PROJECT ON HARM REDUCTION IN THE HEALTH CARE SYSTEM
Scott Burris



About the Project

              Naloxone, the standard treatment for heroin overdose, is a safe and effective prescription drug typically administered by emergency room personnel or first responders acting under standing orders of physicians. High numbers of overdose deaths and evidence that witnesses to heroin overdose are often unwilling or unable to call for help has motivated some public health professionals to institute programs that distribute naloxone directly to opiate drug users (ODUs). In such programs, drug users, their partners, or others are instructed in resuscitation techniques and provided a “take-home” dose of naloxone for administration in cases when medical help is not immediately available.

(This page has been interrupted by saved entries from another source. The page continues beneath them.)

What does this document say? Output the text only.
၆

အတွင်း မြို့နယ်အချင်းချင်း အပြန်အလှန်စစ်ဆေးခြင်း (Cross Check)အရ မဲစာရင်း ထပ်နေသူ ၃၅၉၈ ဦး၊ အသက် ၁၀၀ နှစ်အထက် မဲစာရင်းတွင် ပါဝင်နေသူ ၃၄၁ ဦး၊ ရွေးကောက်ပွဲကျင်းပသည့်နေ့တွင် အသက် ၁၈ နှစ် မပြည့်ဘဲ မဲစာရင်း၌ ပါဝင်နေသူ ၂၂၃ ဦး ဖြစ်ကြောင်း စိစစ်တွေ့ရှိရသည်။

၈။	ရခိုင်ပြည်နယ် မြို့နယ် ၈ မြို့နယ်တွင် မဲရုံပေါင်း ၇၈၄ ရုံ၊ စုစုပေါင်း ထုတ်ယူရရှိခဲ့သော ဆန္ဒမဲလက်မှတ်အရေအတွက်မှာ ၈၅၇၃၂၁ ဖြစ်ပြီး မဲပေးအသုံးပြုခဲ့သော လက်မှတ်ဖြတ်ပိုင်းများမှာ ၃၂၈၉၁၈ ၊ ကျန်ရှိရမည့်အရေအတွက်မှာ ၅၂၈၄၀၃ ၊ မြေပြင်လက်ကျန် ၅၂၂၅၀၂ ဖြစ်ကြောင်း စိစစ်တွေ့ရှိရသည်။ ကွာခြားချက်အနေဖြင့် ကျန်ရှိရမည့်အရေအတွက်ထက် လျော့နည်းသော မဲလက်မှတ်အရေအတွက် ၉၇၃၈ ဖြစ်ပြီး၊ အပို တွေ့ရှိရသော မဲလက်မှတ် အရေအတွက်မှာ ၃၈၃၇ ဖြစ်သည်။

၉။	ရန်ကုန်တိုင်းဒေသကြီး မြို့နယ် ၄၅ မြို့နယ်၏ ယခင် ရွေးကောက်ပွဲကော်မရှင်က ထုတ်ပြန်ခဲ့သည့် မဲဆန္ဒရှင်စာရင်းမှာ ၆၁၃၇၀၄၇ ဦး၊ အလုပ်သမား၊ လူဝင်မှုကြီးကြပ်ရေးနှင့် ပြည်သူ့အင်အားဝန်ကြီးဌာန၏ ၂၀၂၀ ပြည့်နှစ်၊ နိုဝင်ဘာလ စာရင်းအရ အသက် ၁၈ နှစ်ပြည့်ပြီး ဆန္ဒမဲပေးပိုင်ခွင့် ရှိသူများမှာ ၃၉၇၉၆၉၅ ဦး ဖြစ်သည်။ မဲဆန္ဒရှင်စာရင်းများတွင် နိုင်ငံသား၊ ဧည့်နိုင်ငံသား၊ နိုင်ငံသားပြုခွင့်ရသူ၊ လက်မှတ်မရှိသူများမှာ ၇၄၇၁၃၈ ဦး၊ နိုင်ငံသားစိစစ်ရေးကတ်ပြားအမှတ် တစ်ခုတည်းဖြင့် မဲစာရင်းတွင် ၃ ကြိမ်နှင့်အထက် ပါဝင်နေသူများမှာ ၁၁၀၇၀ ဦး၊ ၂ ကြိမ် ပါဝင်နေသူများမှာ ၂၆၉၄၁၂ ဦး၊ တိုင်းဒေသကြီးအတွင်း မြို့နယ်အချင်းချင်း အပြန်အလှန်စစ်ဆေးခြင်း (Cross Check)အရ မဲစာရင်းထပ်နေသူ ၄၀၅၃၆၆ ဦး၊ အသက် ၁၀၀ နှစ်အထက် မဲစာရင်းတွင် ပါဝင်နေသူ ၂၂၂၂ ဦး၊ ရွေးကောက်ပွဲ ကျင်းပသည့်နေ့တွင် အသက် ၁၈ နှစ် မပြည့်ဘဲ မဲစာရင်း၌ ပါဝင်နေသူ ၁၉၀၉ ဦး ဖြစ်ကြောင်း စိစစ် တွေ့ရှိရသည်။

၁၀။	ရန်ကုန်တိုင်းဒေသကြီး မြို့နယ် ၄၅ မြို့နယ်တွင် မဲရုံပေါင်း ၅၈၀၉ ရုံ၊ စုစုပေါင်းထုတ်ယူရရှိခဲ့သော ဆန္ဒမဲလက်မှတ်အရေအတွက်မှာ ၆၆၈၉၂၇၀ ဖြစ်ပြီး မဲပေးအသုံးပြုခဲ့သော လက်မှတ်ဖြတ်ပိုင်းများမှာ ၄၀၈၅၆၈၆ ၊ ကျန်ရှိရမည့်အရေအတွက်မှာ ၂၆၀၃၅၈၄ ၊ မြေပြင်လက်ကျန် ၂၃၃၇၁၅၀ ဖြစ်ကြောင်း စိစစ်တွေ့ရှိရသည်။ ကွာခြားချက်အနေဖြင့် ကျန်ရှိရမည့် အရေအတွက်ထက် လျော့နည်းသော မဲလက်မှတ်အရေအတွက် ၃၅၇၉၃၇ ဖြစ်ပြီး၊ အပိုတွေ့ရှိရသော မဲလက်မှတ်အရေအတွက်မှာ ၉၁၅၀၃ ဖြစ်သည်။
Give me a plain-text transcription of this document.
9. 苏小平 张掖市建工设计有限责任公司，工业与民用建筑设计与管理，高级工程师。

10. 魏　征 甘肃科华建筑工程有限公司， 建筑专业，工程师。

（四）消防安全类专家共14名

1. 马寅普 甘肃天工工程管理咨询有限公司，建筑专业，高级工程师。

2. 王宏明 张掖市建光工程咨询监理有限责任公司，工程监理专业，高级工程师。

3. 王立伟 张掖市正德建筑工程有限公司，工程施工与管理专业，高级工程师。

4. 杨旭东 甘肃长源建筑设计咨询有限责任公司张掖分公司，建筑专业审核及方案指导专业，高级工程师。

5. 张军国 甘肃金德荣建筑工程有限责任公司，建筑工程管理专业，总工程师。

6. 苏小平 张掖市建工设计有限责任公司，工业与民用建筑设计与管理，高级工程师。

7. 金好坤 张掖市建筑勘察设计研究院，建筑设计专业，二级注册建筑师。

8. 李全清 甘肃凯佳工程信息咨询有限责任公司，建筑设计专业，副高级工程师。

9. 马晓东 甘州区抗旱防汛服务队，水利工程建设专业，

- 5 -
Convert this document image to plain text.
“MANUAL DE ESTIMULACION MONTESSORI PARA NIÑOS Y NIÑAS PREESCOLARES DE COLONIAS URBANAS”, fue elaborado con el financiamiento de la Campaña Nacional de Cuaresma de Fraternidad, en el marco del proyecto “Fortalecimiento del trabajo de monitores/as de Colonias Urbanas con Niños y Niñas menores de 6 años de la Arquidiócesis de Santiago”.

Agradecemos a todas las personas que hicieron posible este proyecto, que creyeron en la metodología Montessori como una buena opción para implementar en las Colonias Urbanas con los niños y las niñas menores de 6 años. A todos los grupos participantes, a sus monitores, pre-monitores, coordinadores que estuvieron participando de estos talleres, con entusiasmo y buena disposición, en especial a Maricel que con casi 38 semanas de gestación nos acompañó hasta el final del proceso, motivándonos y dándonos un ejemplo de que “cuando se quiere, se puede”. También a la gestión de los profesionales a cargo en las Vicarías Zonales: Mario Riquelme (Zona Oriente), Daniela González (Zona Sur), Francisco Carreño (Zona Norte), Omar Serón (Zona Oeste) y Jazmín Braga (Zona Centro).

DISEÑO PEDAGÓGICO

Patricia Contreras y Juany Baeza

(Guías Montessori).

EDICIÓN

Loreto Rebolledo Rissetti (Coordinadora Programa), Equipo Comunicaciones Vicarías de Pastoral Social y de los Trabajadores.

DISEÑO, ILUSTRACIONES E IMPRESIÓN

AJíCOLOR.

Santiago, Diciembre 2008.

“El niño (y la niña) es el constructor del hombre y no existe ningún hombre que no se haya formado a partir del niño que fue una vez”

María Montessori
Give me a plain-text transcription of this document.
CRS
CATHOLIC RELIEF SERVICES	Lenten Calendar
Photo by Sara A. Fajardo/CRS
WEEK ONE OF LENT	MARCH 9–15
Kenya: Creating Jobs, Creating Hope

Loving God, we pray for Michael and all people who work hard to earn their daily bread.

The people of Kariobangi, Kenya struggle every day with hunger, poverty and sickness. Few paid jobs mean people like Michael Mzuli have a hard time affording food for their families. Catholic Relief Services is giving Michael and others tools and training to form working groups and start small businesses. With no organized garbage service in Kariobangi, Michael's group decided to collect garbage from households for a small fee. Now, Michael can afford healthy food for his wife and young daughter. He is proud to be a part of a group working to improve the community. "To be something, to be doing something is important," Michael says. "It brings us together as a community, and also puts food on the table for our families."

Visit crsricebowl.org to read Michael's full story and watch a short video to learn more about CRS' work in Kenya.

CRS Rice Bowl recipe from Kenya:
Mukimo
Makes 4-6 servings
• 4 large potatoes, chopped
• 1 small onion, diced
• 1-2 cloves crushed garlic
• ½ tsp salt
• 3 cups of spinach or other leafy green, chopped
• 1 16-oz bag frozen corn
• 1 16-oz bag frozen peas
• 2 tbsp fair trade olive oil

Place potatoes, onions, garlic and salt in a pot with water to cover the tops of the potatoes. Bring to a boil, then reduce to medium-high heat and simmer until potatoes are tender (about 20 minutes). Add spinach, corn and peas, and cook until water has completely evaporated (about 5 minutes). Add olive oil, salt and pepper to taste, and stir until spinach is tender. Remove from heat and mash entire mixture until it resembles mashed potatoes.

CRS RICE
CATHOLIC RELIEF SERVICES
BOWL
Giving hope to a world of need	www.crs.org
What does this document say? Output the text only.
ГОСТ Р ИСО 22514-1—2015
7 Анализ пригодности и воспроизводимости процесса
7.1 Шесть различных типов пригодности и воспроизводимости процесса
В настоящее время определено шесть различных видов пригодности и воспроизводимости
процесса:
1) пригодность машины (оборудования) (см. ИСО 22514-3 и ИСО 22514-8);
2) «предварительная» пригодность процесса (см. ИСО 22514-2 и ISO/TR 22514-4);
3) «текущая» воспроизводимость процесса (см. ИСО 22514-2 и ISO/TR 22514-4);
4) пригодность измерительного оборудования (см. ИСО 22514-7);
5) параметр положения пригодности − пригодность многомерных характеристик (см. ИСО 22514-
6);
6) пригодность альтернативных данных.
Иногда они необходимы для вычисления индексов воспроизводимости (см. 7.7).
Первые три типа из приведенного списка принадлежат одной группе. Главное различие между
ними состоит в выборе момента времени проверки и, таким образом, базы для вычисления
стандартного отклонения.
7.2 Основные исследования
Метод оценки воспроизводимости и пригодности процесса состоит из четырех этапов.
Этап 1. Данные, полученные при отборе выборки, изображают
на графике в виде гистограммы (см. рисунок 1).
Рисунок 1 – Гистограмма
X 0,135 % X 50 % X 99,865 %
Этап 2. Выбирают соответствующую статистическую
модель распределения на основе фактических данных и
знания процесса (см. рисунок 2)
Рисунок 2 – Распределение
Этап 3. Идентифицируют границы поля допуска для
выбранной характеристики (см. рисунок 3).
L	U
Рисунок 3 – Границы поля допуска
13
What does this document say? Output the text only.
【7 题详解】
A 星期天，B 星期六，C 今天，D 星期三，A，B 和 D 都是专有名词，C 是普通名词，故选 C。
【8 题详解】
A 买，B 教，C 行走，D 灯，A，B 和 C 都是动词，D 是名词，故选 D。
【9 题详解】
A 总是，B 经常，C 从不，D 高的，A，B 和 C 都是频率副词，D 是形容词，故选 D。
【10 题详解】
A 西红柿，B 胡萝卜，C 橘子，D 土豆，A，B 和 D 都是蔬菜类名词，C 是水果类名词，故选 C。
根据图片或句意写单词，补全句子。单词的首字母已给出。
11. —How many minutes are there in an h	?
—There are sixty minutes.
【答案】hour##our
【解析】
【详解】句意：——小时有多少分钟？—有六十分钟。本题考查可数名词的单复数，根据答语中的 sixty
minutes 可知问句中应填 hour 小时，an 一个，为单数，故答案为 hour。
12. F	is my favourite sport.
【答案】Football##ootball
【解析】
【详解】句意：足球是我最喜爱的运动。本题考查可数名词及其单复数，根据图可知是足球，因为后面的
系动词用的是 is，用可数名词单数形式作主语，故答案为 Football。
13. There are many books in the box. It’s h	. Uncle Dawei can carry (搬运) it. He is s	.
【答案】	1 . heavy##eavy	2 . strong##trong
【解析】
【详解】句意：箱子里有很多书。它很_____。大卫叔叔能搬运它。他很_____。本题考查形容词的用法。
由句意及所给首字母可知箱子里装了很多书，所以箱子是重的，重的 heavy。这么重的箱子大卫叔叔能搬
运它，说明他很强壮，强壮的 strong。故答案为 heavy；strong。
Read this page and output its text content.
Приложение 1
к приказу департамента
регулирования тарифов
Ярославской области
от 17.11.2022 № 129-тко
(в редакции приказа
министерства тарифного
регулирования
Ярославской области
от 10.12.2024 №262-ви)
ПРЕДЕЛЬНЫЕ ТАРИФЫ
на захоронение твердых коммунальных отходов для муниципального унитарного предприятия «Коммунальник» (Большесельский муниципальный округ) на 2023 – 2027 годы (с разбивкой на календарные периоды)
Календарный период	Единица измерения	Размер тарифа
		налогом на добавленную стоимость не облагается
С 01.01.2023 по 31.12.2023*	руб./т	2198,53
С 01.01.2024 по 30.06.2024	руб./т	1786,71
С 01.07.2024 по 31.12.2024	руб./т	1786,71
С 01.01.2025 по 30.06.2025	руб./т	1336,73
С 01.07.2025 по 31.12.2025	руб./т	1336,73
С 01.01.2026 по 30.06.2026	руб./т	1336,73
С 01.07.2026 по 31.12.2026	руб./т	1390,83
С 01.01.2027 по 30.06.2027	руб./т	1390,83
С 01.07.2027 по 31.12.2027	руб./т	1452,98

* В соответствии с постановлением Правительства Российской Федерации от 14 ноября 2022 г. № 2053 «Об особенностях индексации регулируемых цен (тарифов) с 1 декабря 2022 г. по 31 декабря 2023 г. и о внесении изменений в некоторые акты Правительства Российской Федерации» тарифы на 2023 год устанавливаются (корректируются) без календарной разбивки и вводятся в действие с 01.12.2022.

              Evidence from US and abroad indicates that naloxone distribution helps reduce opiate overdose deaths and results in cost-savings to society. Despite the high and rising incidence of overdose events in many US locales, however, both the number and the scope of overdose programs remain inadequate. Legal concerns about provider and program liability act as one of the most important limiting factors, often complicating or derailing authorization, expansion, funding and implementation of these programs.

              We were funded by the Drug Policy Alliance to analyze the legal issues for naloxone distribution programs in the fifty United States. Detailed state-by-state findings and tables are available via the links on the left side of this page. Our analysis finds, generally, that:

  1. Naloxone is not a controlled substance as defined by the federal or state law, but is a prescription drug subject to the general laws and regulations that govern all prescriptions in regular medical practice.
  2. Prescribing naloxone to ODUs is fully consistent with state and federal laws regulating drug prescribing.
  3. Teaching overdose response techniques, including the administration of naloxone, to naloxone recipients and others who might be in a position to administer it to an ODU to whom it has been prescribed is legal and appropriate.
  4. Naloxone may not be given to patients or participants in an overdose prevention program with the explicit purpose of encouraging them to distribute or administer the drug to other ODUs who are not patients.
  5. Any legal risks in distributing naloxone are not substantial and can be mitigated by informed program design; the risks of malpractice liability are consistent with those generally associated with providing healthcare, and can be further minimized by following the guidelines we describe.
Each state memorandum addresses the following specific questions:
  1. May a physician legally prescribe naloxone to an IDU patient?
  2. May an allied health professional other than physician prescribe naloxone to an IDU patient?
  3. What instructions should accompany naloxone prescription/dispensation?
  4. How may naloxone be dispensed?
  5. Is it legal to prescribe or dispense naloxone for recipients to give or administer to third parties who have not been prescribed the drug by a licensed professional?
  6. What is the risk of disciplinary action by a professional board arising from naloxone prescription or distribution, and how can the risk be minimized?
  7. What kind of malpractice liability may arise from naloxone prescription or distribution, and how can the risk of liability be minimized?


1 See, e.g. Seal KH, Thawley R, Gee L, et al. Naloxone distribution and cardiopulmonary resuscitation training for injection drug users to prevent heroin overdose death: a pilot intervention study. J Urban Health. 2005;82(2):303–311.